By this time the children are in their twenties. They have sensed some discord at home so they either side with their father or with their mother or they don’t know whose side they’re on so they look for work outside their home and talk with their bosses the way they cannot talk to their parents.
But events happen. When wife announces graduation from the marriage, husband hates it, gets depressed, announces it to his workmates. He decides to kill himself. He collects sleeping pills in a bottle. Then one night he heads off to the forest to drink the sleeping pills and die. But when he gets there, he drops the bottle and spills the pills. He decides not to drink them but as he tries to retrieve them he falls, hits his head and damages his memory. He thinks he is 22 years old again.
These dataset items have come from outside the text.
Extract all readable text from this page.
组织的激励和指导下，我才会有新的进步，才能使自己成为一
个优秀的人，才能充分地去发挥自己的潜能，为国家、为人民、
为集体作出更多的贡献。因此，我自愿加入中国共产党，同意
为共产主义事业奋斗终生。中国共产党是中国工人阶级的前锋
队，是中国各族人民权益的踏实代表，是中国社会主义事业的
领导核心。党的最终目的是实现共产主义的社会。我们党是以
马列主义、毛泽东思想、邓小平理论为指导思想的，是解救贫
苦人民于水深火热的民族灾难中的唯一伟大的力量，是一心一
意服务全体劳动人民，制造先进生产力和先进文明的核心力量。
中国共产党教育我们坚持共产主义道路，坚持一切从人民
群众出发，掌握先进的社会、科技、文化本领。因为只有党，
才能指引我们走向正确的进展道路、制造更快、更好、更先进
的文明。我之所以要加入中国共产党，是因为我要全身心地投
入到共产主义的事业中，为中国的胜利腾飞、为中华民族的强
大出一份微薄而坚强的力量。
He is missing for a while. His wife panics, looks for him at work. While there a young man comes looking for his father. “Is my father here?” he asks a close friend who is talking to the wife. When he sees the wife, he panics and limps away. The wife has heard him look for someone he calls “Dad.” She concludes he is her husband’s son with another woman.
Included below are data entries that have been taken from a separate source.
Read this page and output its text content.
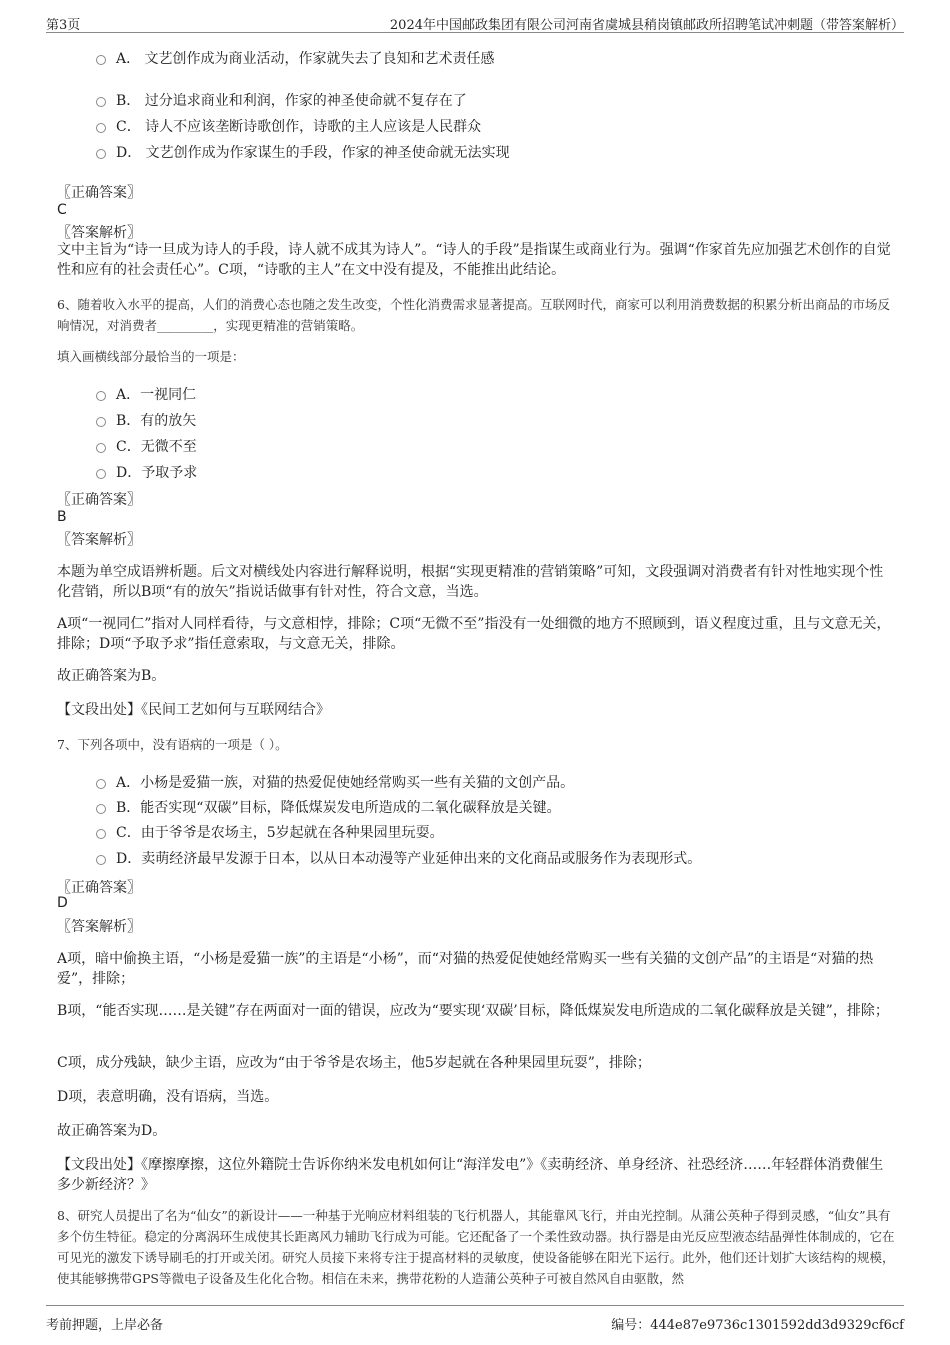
第3页	2024年中国邮政集团有限公司河南省虞城县稍岗镇邮政所招聘笔试冲刺题（带答案解析）
A． 文艺创作成为商业活动，作家就失去了良知和艺术责任感
B． 过分追求商业和利润，作家的神圣使命就不复存在了
C． 诗人不应该垄断诗歌创作，诗歌的主人应该是人民群众
D． 文艺创作成为作家谋生的手段，作家的神圣使命就无法实现
〖正确答案〗
C
〖答案解析〗
文中主旨为“诗一旦成为诗人的手段，诗人就不成其为诗人”。“诗人的手段”是指谋生或商业行为。强调“作家首先应加强艺术创作的自觉性和应有的社会责任心”。C项，“诗歌的主人”在文中没有提及，不能推出此结论。
6、随着收入水平的提高，人们的消费心态也随之发生改变，个性化消费需求显著提高。互联网时代，商家可以利用消费数据的积累分析出商品的市场反响情况，对消费者_________，实现更精准的营销策略。
填入画横线部分最恰当的一项是：
A．一视同仁
B．有的放矢
C．无微不至
D．予取予求
〖正确答案〗
B
〖答案解析〗
本题为单空成语辨析题。后文对横线处内容进行解释说明，根据“实现更精准的营销策略”可知，文段强调对消费者有针对性地实现个性化营销，所以B项“有的放矢”指说话做事有针对性，符合文意，当选。
A项“一视同仁”指对人同样看待，与文意相悖，排除；C项“无微不至”指没有一处细微的地方不照顾到，语义程度过重，且与文意无关，排除；D项“予取予求”指任意索取，与文意无关，排除。
故正确答案为B。
【文段出处】《民间工艺如何与互联网结合》
7、下列各项中，没有语病的一项是（ ）。
A．小杨是爱猫一族，对猫的热爱促使她经常购买一些有关猫的文创产品。
B．能否实现“双碳”目标，降低煤炭发电所造成的二氧化碳释放是关键。
C．由于爷爷是农场主，5岁起就在各种果园里玩耍。
D．卖萌经济最早发源于日本，以从日本动漫等产业延伸出来的文化商品或服务作为表现形式。
〖正确答案〗
D
〖答案解析〗
A项，暗中偷换主语，“小杨是爱猫一族”的主语是“小杨”，而“对猫的热爱促使她经常购买一些有关猫的文创产品”的主语是“对猫的热爱”，排除；
B项，“能否实现……是关键”存在两面对一面的错误，应改为“要实现‘双碳’目标，降低煤炭发电所造成的二氧化碳释放是关键”，排除；
C项，成分残缺，缺少主语，应改为“由于爷爷是农场主，他5岁起就在各种果园里玩耍”，排除；
D项，表意明确，没有语病，当选。
故正确答案为D。
【文段出处】《摩擦摩擦，这位外籍院士告诉你纳米发电机如何让“海洋发电”》《卖萌经济、单身经济、社恐经济……年轻群体消费催生多少新经济？》
8、研究人员提出了名为“仙女”的新设计——一种基于光响应材料组装的飞行机器人，其能靠风飞行，并由光控制。从蒲公英种子得到灵感，“仙女”具有多个仿生特征。稳定的分离涡环生成使其长距离风力辅助飞行成为可能。它还配备了一个柔性致动器。执行器是由光反应型液态结晶弹性体制成的，它在可见光的激发下诱导刷毛的打开或关闭。研究人员接下来将专注于提高材料的灵敏度，使设备能够在阳光下运行。此外，他们还计划扩大该结构的规模，使其能够携带GPS等微电子设备及生化化合物。相信在未来，携带花粉的人造蒲公英种子可被自然风自由驱散，然
考前押题，上岸必备	编号：444e87e9736c1301592dd3d9329cf6cf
It’s like adding cornstarch to gravy. The plot continuously thickens, gets messier, but the wife cannot abandon her husband whose temporary amnesia has made him 22 again and deeply in love with her. In the end we find out that she is not having an affair with the fruit man but does volunteer work for sick people, his wife among them. The guy with the limp is not the husband’s son out of wedlock but a boy he ran over once. The boy lived with his grandmother. The husband didn’t want to go to the police so he took care of the boy, pretended to be his father to make up for the permanent limp the accident had given him.
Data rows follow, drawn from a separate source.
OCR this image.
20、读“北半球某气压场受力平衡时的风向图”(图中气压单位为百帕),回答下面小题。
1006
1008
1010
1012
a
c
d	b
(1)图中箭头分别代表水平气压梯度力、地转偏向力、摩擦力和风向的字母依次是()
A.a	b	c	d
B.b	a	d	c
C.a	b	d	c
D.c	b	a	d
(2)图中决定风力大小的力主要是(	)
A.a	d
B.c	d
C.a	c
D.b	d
Slowly husband and wife begin to talk again. They stop living together but go out on occasional dates. He introduces his wife and children to the limping boy who calls him “Dad,” who has a son of his own, whose wife has left him. This sort of rocks the family as a lot of other events rock the family, but in the end everything gets more or less balanced.
It’s like adding cornstarch to gravy. The plot continuously thickens, gets messier, but the wife cannot abandon her husband.
Wife says she wants to go on a vacation, take a long hike by herself. I don’t know if she says it but I think it’s to find her real self again. He tells her to go and have a good time.
That’s the turning point. He actually understands her. She goes but they talk to each other on their laptops every night. They become friends again.
I have oversimplified the plot, left out around a hundred subplots that involve their children’s lives, the children’s individual relationships with their parents, with each other, and with their own friends. Korean movies are similar to our movies. They have many subplots, so many other dramas that should not be missed. I wonder if all Asian movies are the same. Some of the situations are similar to American situations with people living together but I think what makes them Asian — Korean or Filipino or whatever — is the tenacity of the relationships between husband and wife, parent and child, brother and sister, daughter’s husband with parents-in-law, daughter’s with her mother-in-law. It’s like trying to trace an extremely complex spider’s web. It’s really fun to watch.
But I think that is the secret of a successful marriage. In the end — or is it a new beginning? — you are not only friends again, you are BFFs. Best Friends Forever!